Her eyes bug out. “Liar. I know you’re going straight home after this to commune with your inbox. Matter of fact, where are you?”
I look up at Wendy, who is miming something that looks like a clown juggling beach balls. Ignoring that entirely, I say, “I’m at a . . . a friend’s house. I’m, uh”—now I watch Wendy gesture like she’s putting out a house fire with a garden hose—“watering her plants.”
“Now, isn’t that nice of you. You drinkin’ her wine too?”
I blush. “She offered,” I say. “And things have been busy at home.”

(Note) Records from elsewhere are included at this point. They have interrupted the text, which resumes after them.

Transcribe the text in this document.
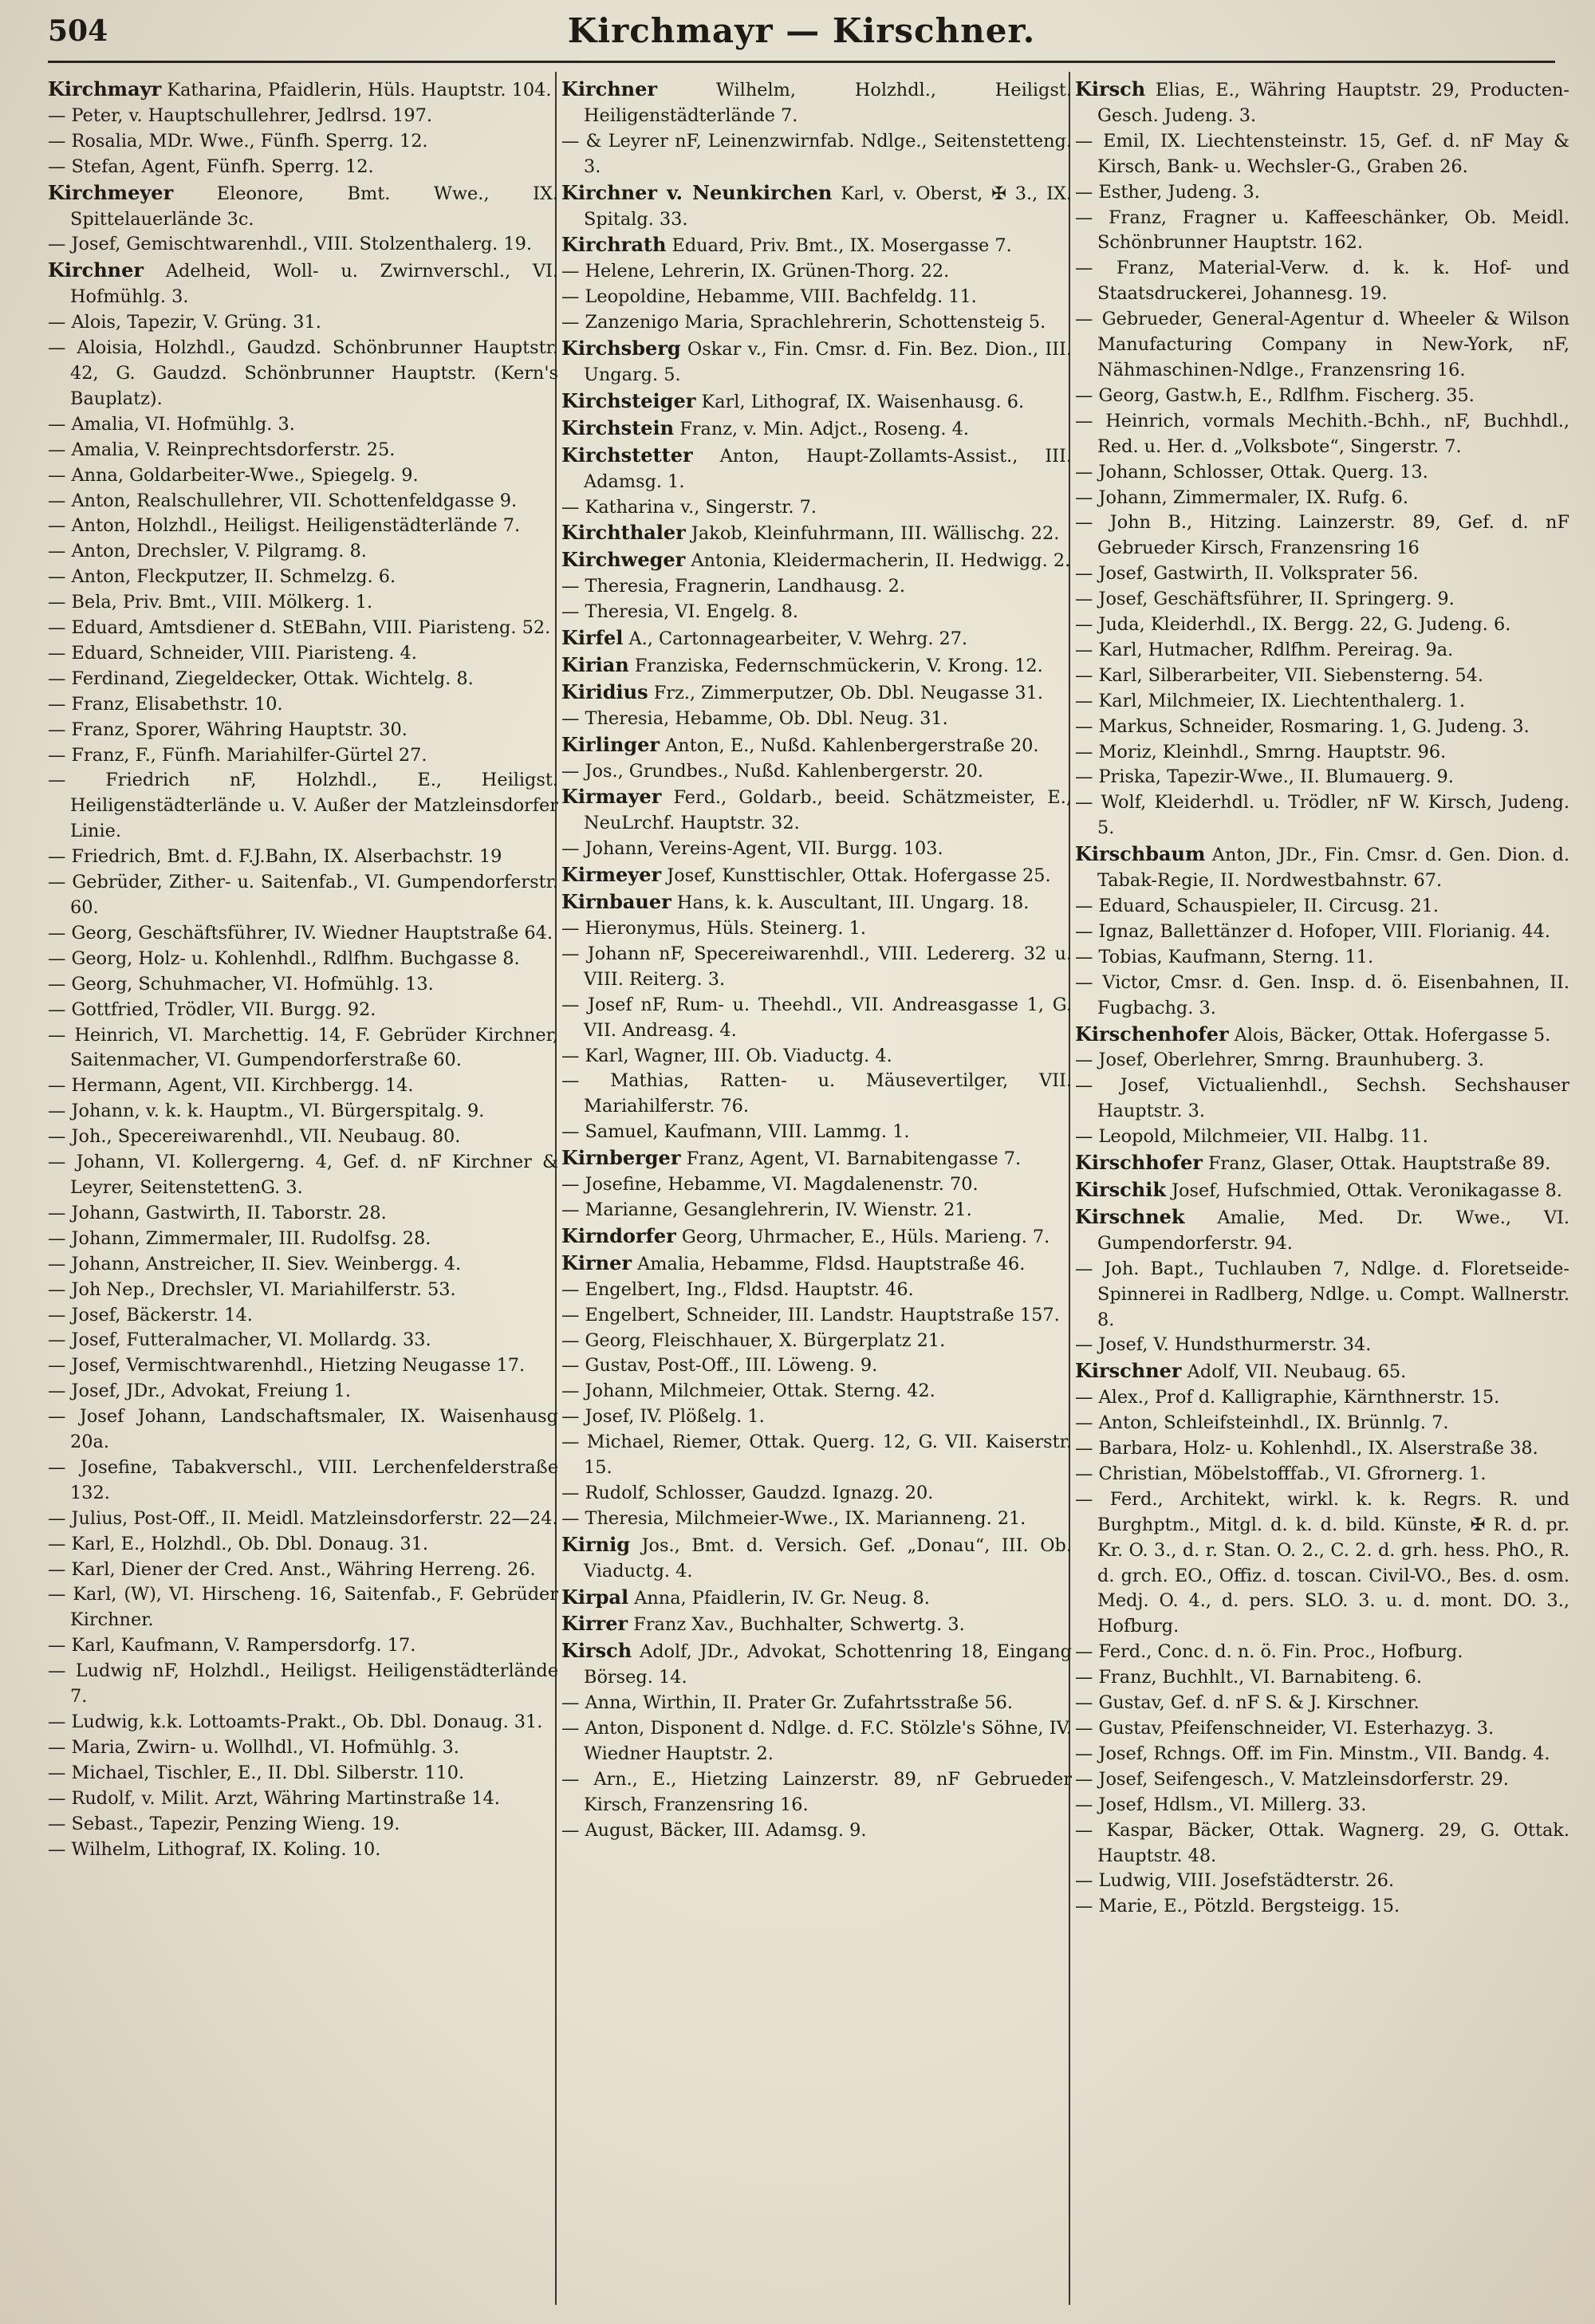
504	Kirchmayr — Kirschner.

Kirchmayr Katharina, Pfaidlerin, Hüls. Hauptstr. 104.

— Peter, v. Hauptschullehrer, Jedlrsd. 197.

— Rosalia, MDr. Wwe., Fünfh. Sperrg. 12.

— Stefan, Agent, Fünfh. Sperrg. 12.

Kirchmeyer Eleonore, Bmt. Wwe., IX. Spittelauerlände 3c.

— Josef, Gemischtwarenhdl., VIII. Stolzenthalerg. 19.

Kirchner Adelheid, Woll- u. Zwirnverschl., VI. Hofmühlg. 3.

— Alois, Tapezir, V. Grüng. 31.

— Aloisia, Holzhdl., Gaudzd. Schönbrunner Hauptstr. 42, G. Gaudzd. Schönbrunner Hauptstr. (Kern's Bauplatz).

— Amalia, VI. Hofmühlg. 3.

— Amalia, V. Reinprechtsdorferstr. 25.

— Anna, Goldarbeiter-Wwe., Spiegelg. 9.

— Anton, Realschullehrer, VII. Schottenfeldgasse 9.

— Anton, Holzhdl., Heiligst. Heiligenstädterlände 7.

— Anton, Drechsler, V. Pilgramg. 8.

— Anton, Fleckputzer, II. Schmelzg. 6.

— Bela, Priv. Bmt., VIII. Mölkerg. 1.

— Eduard, Amtsdiener d. StEBahn, VIII. Piaristeng. 52.

— Eduard, Schneider, VIII. Piaristeng. 4.

— Ferdinand, Ziegeldecker, Ottak. Wichtelg. 8.

— Franz, Elisabethstr. 10.

— Franz, Sporer, Währing Hauptstr. 30.

— Franz, F., Fünfh. Mariahilfer-Gürtel 27.

— Friedrich nF, Holzhdl., E., Heiligst. Heiligenstädterlände u. V. Außer der Matzleinsdorfer Linie.

— Friedrich, Bmt. d. F.J.Bahn, IX. Alserbachstr. 19

— Gebrüder, Zither- u. Saitenfab., VI. Gumpendorferstr. 60.

— Georg, Geschäftsführer, IV. Wiedner Hauptstraße 64.

— Georg, Holz- u. Kohlenhdl., Rdlfhm. Buchgasse 8.

— Georg, Schuhmacher, VI. Hofmühlg. 13.

— Gottfried, Trödler, VII. Burgg. 92.

— Heinrich, VI. Marchettig. 14, F. Gebrüder Kirchner, Saitenmacher, VI. Gumpendorferstraße 60.

— Hermann, Agent, VII. Kirchbergg. 14.

— Johann, v. k. k. Hauptm., VI. Bürgerspitalg. 9.

— Joh., Specereiwarenhdl., VII. Neubaug. 80.

— Johann, VI. Kollergerng. 4, Gef. d. nF Kirchner & Leyrer, SeitenstettenG. 3.

— Johann, Gastwirth, II. Taborstr. 28.

— Johann, Zimmermaler, III. Rudolfsg. 28.

— Johann, Anstreicher, II. Siev. Weinbergg. 4.

— Joh Nep., Drechsler, VI. Mariahilferstr. 53.

— Josef, Bäckerstr. 14.

— Josef, Futteralmacher, VI. Mollardg. 33.

— Josef, Vermischtwarenhdl., Hietzing Neugasse 17.

— Josef, JDr., Advokat, Freiung 1.

— Josef Johann, Landschaftsmaler, IX. Waisenhausg 20a.

— Josefine, Tabakverschl., VIII. Lerchenfelderstraße 132.

— Julius, Post-Off., II. Meidl. Matzleinsdorferstr. 22—24.

— Karl, E., Holzhdl., Ob. Dbl. Donaug. 31.

— Karl, Diener der Cred. Anst., Währing Herreng. 26.

— Karl, (W), VI. Hirscheng. 16, Saitenfab., F. Gebrüder Kirchner.

— Karl, Kaufmann, V. Rampersdorfg. 17.

— Ludwig nF, Holzhdl., Heiligst. Heiligenstädterlände 7.

— Ludwig, k.k. Lottoamts-Prakt., Ob. Dbl. Donaug. 31.

— Maria, Zwirn- u. Wollhdl., VI. Hofmühlg. 3.

— Michael, Tischler, E., II. Dbl. Silberstr. 110.

— Rudolf, v. Milit. Arzt, Währing Martinstraße 14.

— Sebast., Tapezir, Penzing Wieng. 19.

— Wilhelm, Lithograf, IX. Koling. 10.

Kirchner Wilhelm, Holzhdl., Heiligst. Heiligenstädterlände 7.

— & Leyrer nF, Leinenzwirnfab. Ndlge., Seitenstetteng. 3.

Kirchner v. Neunkirchen Karl, v. Oberst, ✠ 3., IX. Spitalg. 33.

Kirchrath Eduard, Priv. Bmt., IX. Mosergasse 7.

— Helene, Lehrerin, IX. Grünen-Thorg. 22.

— Leopoldine, Hebamme, VIII. Bachfeldg. 11.

— Zanzenigo Maria, Sprachlehrerin, Schottensteig 5.

Kirchsberg Oskar v., Fin. Cmsr. d. Fin. Bez. Dion., III. Ungarg. 5.

Kirchsteiger Karl, Lithograf, IX. Waisenhausg. 6.

Kirchstein Franz, v. Min. Adjct., Roseng. 4.

Kirchstetter Anton, Haupt-Zollamts-Assist., III. Adamsg. 1.

— Katharina v., Singerstr. 7.

Kirchthaler Jakob, Kleinfuhrmann, III. Wällischg. 22.

Kirchweger Antonia, Kleidermacherin, II. Hedwigg. 2.

— Theresia, Fragnerin, Landhausg. 2.

— Theresia, VI. Engelg. 8.

Kirfel A., Cartonnagearbeiter, V. Wehrg. 27.

Kirian Franziska, Federnschmückerin, V. Krong. 12.

Kiridius Frz., Zimmerputzer, Ob. Dbl. Neugasse 31.

— Theresia, Hebamme, Ob. Dbl. Neug. 31.

Kirlinger Anton, E., Nußd. Kahlenbergerstraße 20.

— Jos., Grundbes., Nußd. Kahlenbergerstr. 20.

Kirmayer Ferd., Goldarb., beeid. Schätzmeister, E., NeuLrchf. Hauptstr. 32.

— Johann, Vereins-Agent, VII. Burgg. 103.

Kirmeyer Josef, Kunsttischler, Ottak. Hofergasse 25.

Kirnbauer Hans, k. k. Auscultant, III. Ungarg. 18.

— Hieronymus, Hüls. Steinerg. 1.

— Johann nF, Specereiwarenhdl., VIII. Ledererg. 32 u. VIII. Reiterg. 3.

— Josef nF, Rum- u. Theehdl., VII. Andreasgasse 1, G. VII. Andreasg. 4.

— Karl, Wagner, III. Ob. Viaductg. 4.

— Mathias, Ratten- u. Mäusevertilger, VII. Mariahilferstr. 76.

— Samuel, Kaufmann, VIII. Lammg. 1.

Kirnberger Franz, Agent, VI. Barnabitengasse 7.

— Josefine, Hebamme, VI. Magdalenenstr. 70.

— Marianne, Gesanglehrerin, IV. Wienstr. 21.

Kirndorfer Georg, Uhrmacher, E., Hüls. Marieng. 7.

Kirner Amalia, Hebamme, Fldsd. Hauptstraße 46.

— Engelbert, Ing., Fldsd. Hauptstr. 46.

— Engelbert, Schneider, III. Landstr. Hauptstraße 157.

— Georg, Fleischhauer, X. Bürgerplatz 21.

— Gustav, Post-Off., III. Löweng. 9.

— Johann, Milchmeier, Ottak. Sterng. 42.

— Josef, IV. Plößelg. 1.

— Michael, Riemer, Ottak. Querg. 12, G. VII. Kaiserstr. 15.

— Rudolf, Schlosser, Gaudzd. Ignazg. 20.

— Theresia, Milchmeier-Wwe., IX. Marianneng. 21.

Kirnig Jos., Bmt. d. Versich. Gef. „Donau“, III. Ob. Viaductg. 4.

Kirpal Anna, Pfaidlerin, IV. Gr. Neug. 8.

Kirrer Franz Xav., Buchhalter, Schwertg. 3.

Kirsch Adolf, JDr., Advokat, Schottenring 18, Eingang Börseg. 14.

— Anna, Wirthin, II. Prater Gr. Zufahrtsstraße 56.

— Anton, Disponent d. Ndlge. d. F.C. Stölzle's Söhne, IV. Wiedner Hauptstr. 2.

— Arn., E., Hietzing Lainzerstr. 89, nF Gebrueder Kirsch, Franzensring 16.

— August, Bäcker, III. Adamsg. 9.

Kirsch Elias, E., Währing Hauptstr. 29, Producten-Gesch. Judeng. 3.

— Emil, IX. Liechtensteinstr. 15, Gef. d. nF May & Kirsch, Bank- u. Wechsler-G., Graben 26.

— Esther, Judeng. 3.

— Franz, Fragner u. Kaffeeschänker, Ob. Meidl. Schönbrunner Hauptstr. 162.

— Franz, Material-Verw. d. k. k. Hof- und Staatsdruckerei, Johannesg. 19.

— Gebrueder, General-Agentur d. Wheeler & Wilson Manufacturing Company in New-York, nF, Nähmaschinen-Ndlge., Franzensring 16.

— Georg, Gastw.h, E., Rdlfhm. Fischerg. 35.

— Heinrich, vormals Mechith.-Bchh., nF, Buchhdl., Red. u. Her. d. „Volksbote“, Singerstr. 7.

— Johann, Schlosser, Ottak. Querg. 13.

— Johann, Zimmermaler, IX. Rufg. 6.

— John B., Hitzing. Lainzerstr. 89, Gef. d. nF Gebrueder Kirsch, Franzensring 16

— Josef, Gastwirth, II. Volksprater 56.

— Josef, Geschäftsführer, II. Springerg. 9.

— Juda, Kleiderhdl., IX. Bergg. 22, G. Judeng. 6.

— Karl, Hutmacher, Rdlfhm. Pereirag. 9a.

— Karl, Silberarbeiter, VII. Siebensterng. 54.

— Karl, Milchmeier, IX. Liechtenthalerg. 1.

— Markus, Schneider, Rosmaring. 1, G. Judeng. 3.

— Moriz, Kleinhdl., Smrng. Hauptstr. 96.

— Priska, Tapezir-Wwe., II. Blumauerg. 9.

— Wolf, Kleiderhdl. u. Trödler, nF W. Kirsch, Judeng. 5.

Kirschbaum Anton, JDr., Fin. Cmsr. d. Gen. Dion. d. Tabak-Regie, II. Nordwestbahnstr. 67.

— Eduard, Schauspieler, II. Circusg. 21.

— Ignaz, Ballettänzer d. Hofoper, VIII. Florianig. 44.

— Tobias, Kaufmann, Sterng. 11.

— Victor, Cmsr. d. Gen. Insp. d. ö. Eisenbahnen, II. Fugbachg. 3.

Kirschenhofer Alois, Bäcker, Ottak. Hofergasse 5.

— Josef, Oberlehrer, Smrng. Braunhuberg. 3.

— Josef, Victualienhdl., Sechsh. Sechshauser Hauptstr. 3.

— Leopold, Milchmeier, VII. Halbg. 11.

Kirschhofer Franz, Glaser, Ottak. Hauptstraße 89.

Kirschik Josef, Hufschmied, Ottak. Veronikagasse 8.

Kirschnek Amalie, Med. Dr. Wwe., VI. Gumpendorferstr. 94.

— Joh. Bapt., Tuchlauben 7, Ndlge. d. Floretseide-Spinnerei in Radlberg, Ndlge. u. Compt. Wallnerstr. 8.

— Josef, V. Hundsthurmerstr. 34.

Kirschner Adolf, VII. Neubaug. 65.

— Alex., Prof d. Kalligraphie, Kärnthnerstr. 15.

— Anton, Schleifsteinhdl., IX. Brünnlg. 7.

— Barbara, Holz- u. Kohlenhdl., IX. Alserstraße 38.

— Christian, Möbelstofffab., VI. Gfrornerg. 1.

— Ferd., Architekt, wirkl. k. k. Regrs. R. und Burghptm., Mitgl. d. k. d. bild. Künste, ✠ R. d. pr. Kr. O. 3., d. r. Stan. O. 2., C. 2. d. grh. hess. PhO., R. d. grch. EO., Offiz. d. toscan. Civil-VO., Bes. d. osm. Medj. O. 4., d. pers. SLO. 3. u. d. mont. DO. 3., Hofburg.

— Ferd., Conc. d. n. ö. Fin. Proc., Hofburg.

— Franz, Buchhlt., VI. Barnabiteng. 6.

— Gustav, Gef. d. nF S. & J. Kirschner.

— Gustav, Pfeifenschneider, VI. Esterhazyg. 3.

— Josef, Rchngs. Off. im Fin. Minstm., VII. Bandg. 4.

— Josef, Seifengesch., V. Matzleinsdorferstr. 29.

— Josef, Hdlsm., VI. Millerg. 33.

— Kaspar, Bäcker, Ottak. Wagnerg. 29, G. Ottak. Hauptstr. 48.

— Ludwig, VIII. Josefstädterstr. 26.

— Marie, E., Pötzld. Bergsteigg. 15.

“Isn’t it always? To be honest, I thought maybe you wouldn’t show again.”
I frown. “For my sister?”
Ruthie rolls her eyes. “I need a drink too!” she says. “I’ll get the first round, har har.”
She pops off the kitchen barstool she’s perched on with the same relentless energy Wendy has, and while she’s gone, I pause the camera. “What do I say to your sister?” I ask Wendy.
“You don’t have to say anything,” Wendy replies. “She talks constantly. Just lean back and let it wash over you.”
“Did you turn off your camera? Who are you talking to?” Ruthie asks, bouncing back faster than it would take me to open the fridge, much less pour a glass of wine.
“Nobody. Well, I was texting my, ah . . . friend. Celeste.”
“The bee-yotch with lunch boxes?” she asks. Before I can answer that, she raises her glass in the air and says, “A toast! But wait. Before you drink yours, look at mine!” She holds up a highball glass that’s clear and fizzy. “Guess what I’m drinkin’!”
I peer at it. “Uh . . . gin and tonic?”
“I’m drinking Sprite!” she says in her pretty drawl. “You know what that means!”
I do not at first, but she fills in the blanks. “I’m pregnant!”
You don’t need to be this woman’s sister to know that a high-pitched squeal and a hug are the correct response to this news. “Congratulations, Ruthie!” I say. “This is so exciting!” I look up at Wendy, and her eyes are wide in happy surprise, and despite everything, I wish I could go over there and give her the biggest hug at the news.